Arthur Cole spoke with Kenny Van Zant, chief product strategist, SolarWinds.
Cole: It seems that the more enterprises come to rely on distributed architectures, the greater the challenge to maintain centralized management. What are some of the ways enterprises can keep control of their network resources as they continue to expand over wider and wider areas?
Van Zant: It's true that a distributed network presents management challenges to any IT organization. Keeping close tabs on the health of the network becomes more difficult. As an organization grows, the IT group needs to decide how they will be able to most effectively monitor the availability and performance of the network. Factors such as geographic location, WAN bandwidth and latency will affect the management architecture. Generally speaking, highly distributed network architectures with latency or bandwidth constraints are usually best served by a correspondingly distributed network management architecture. In this case, it is usually best to deploy network monitoring remotely at key locations and roll up views to a central management console. That way, a centralized IT staff can maintain a bird's-eye view of the network while allowing local IT staff to manage their part of the network as desired. If, however, there are no concerns about WAN usage, or if remote administration of servers is not practical, then centralized management can scale effectively.
Cole: Should enterprises be concerned about multi-vendor networks? Does it add to the complexity of the management system if there is a wide variety of systems to contend with?

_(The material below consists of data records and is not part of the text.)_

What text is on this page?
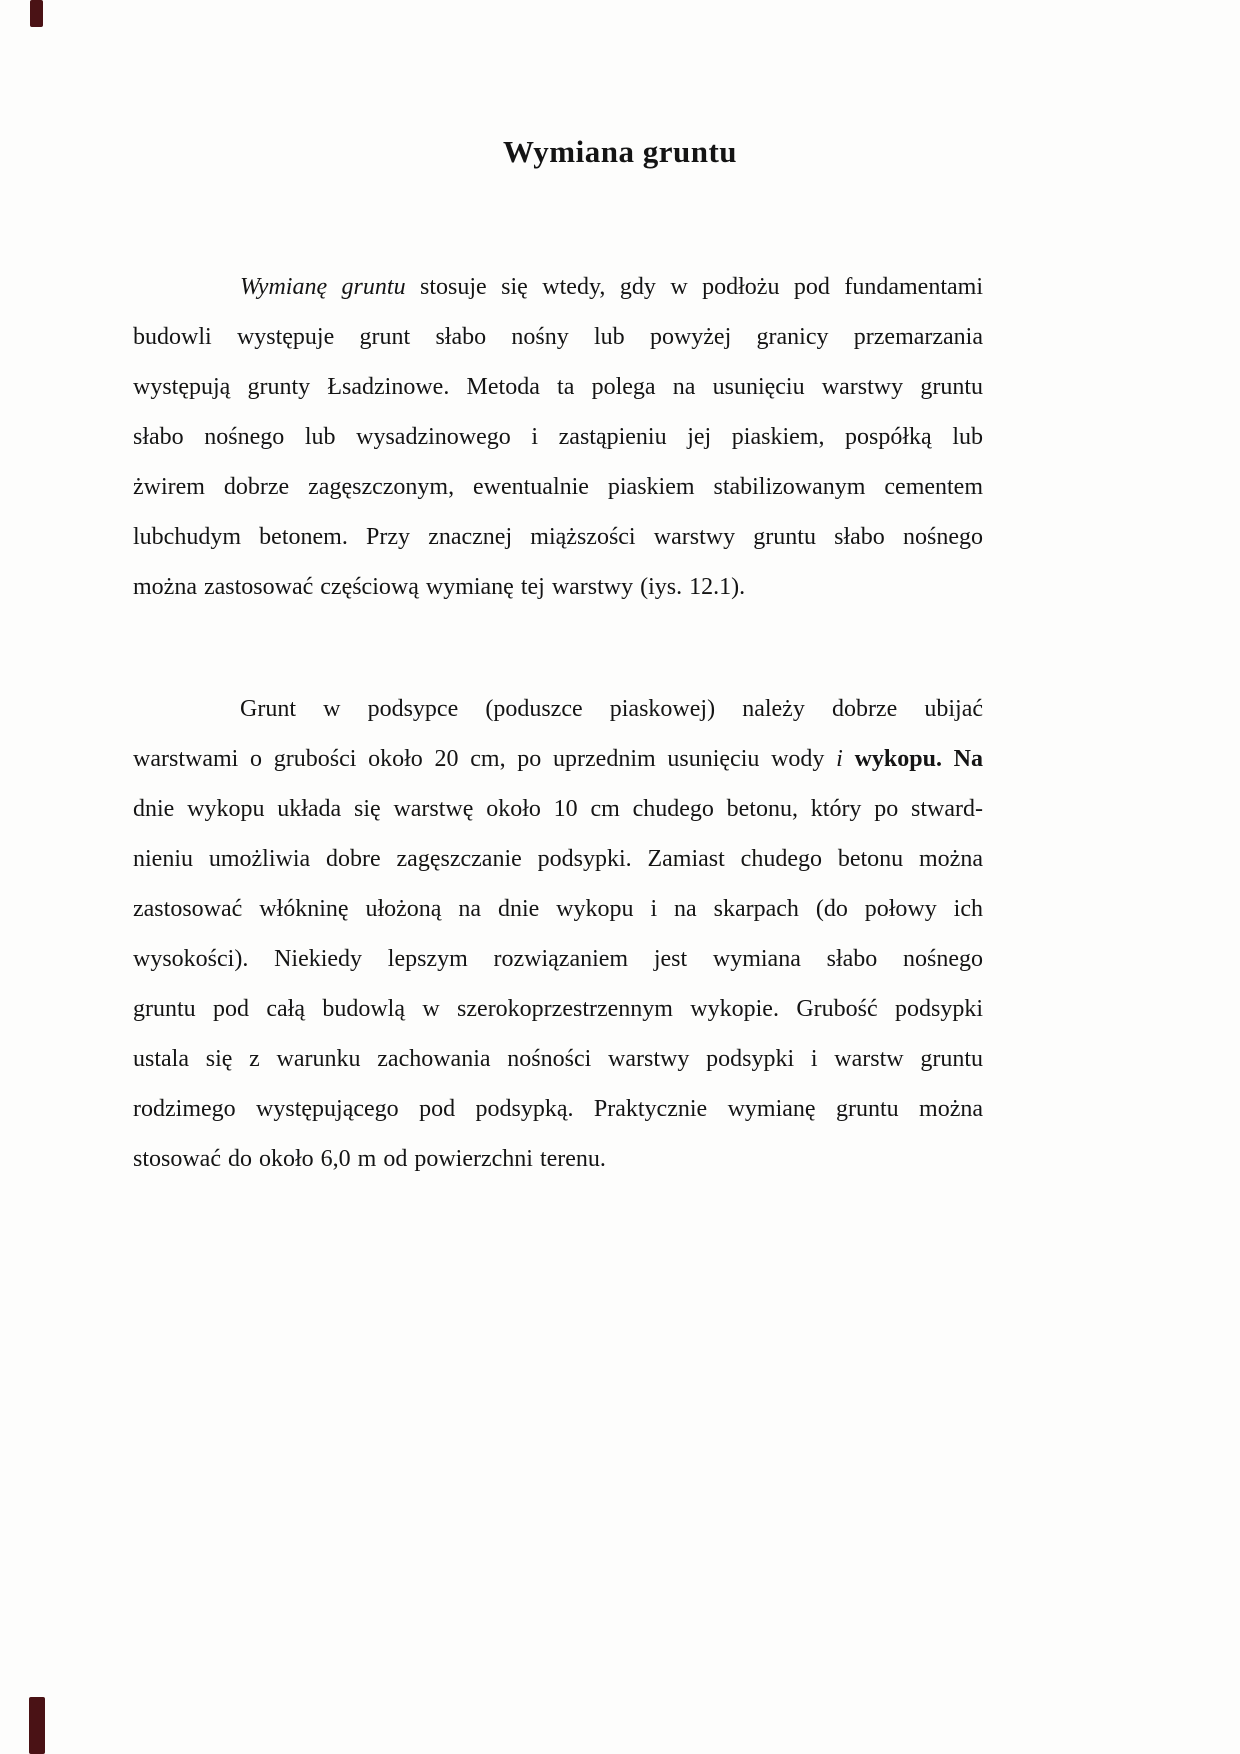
Wymiana gruntu
Wymianę gruntu stosuje się wtedy, gdy w podłożu pod fundamentami
budowli występuje grunt słabo nośny lub powyżej granicy przemarzania
występują grunty Łsadzinowe. Metoda ta polega na usunięciu warstwy gruntu
słabo nośnego lub wysadzinowego i zastąpieniu jej piaskiem, pospółką lub
żwirem dobrze zagęszczonym, ewentualnie piaskiem stabilizowanym cementem
lubchudym betonem. Przy znacznej miąższości warstwy gruntu słabo nośnego
można zastosować częściową wymianę tej warstwy (iys. 12.1).
Grunt w podsypce (poduszce piaskowej) należy dobrze ubijać
warstwami o grubości około 20 cm, po uprzednim usunięciu wody i wykopu. Na
dnie wykopu układa się warstwę około 10 cm chudego betonu, który po stward-
nieniu umożliwia dobre zagęszczanie podsypki. Zamiast chudego betonu można
zastosować włókninę ułożoną na dnie wykopu i na skarpach (do połowy ich
wysokości). Niekiedy lepszym rozwiązaniem jest wymiana słabo nośnego
gruntu pod całą budowlą w szerokoprzestrzennym wykopie. Grubość podsypki
ustala się z warunku zachowania nośności warstwy podsypki i warstw gruntu
rodzimego występującego pod podsypką. Praktycznie wymianę gruntu można
stosować do około 6,0 m od powierzchni terenu.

Van Zant: Yes-multi-vendor networks are a reality, and will be forever. However, that doesn't mean management complexity should increase substantially. Multi-vendor networks that require multiple management applications and significantly different skill sets are a problem. But it is quite possible to roll the entire network infrastructure under one management umbrella without requiring a dreaded "framework." Network management interfaces are, after all, highly standardized-SNMP, ICMP, flow-based protocols (such as NetFlow) and WMI are just a few of the standard ways network management tools manage a wide variety of vendors' technology. Therefore, network management isn't a trade-off between single-vendor vs. complicated multi-vendor environments. An effective network management product can and should adhere to standards, and be easy to use, configure, and maintain without requiring a team of consultants to install. Also, it can and should scale to the size of any organization no matter how small or how big, without a forklift upgrade or professional services to implement.
Cole: The Orion system uses a central console to communicate with multiple Orion servers throughout the network. How does that help administrators keep tabs on overall network health?
Van Zant: One of the key features of the Orion Enterprise Operations Console (Orion EOC) is to present a top 10 (or top X) list of everything that warrants attention across the global network infrastructure. This includes top 10 interfaces by bandwidth utilization, top 10 CPUs by percentage utilization, top 10 server volumes by disk utilization, etc. This type of rolled-up network health status is invaluable to IT administrators. Orion EOC presents a top-down global view of network health, up/down node status, network performance, application performance, etc. and presents this to the user in a single console, while also providing the ability to drill down into specific node, application or interface details.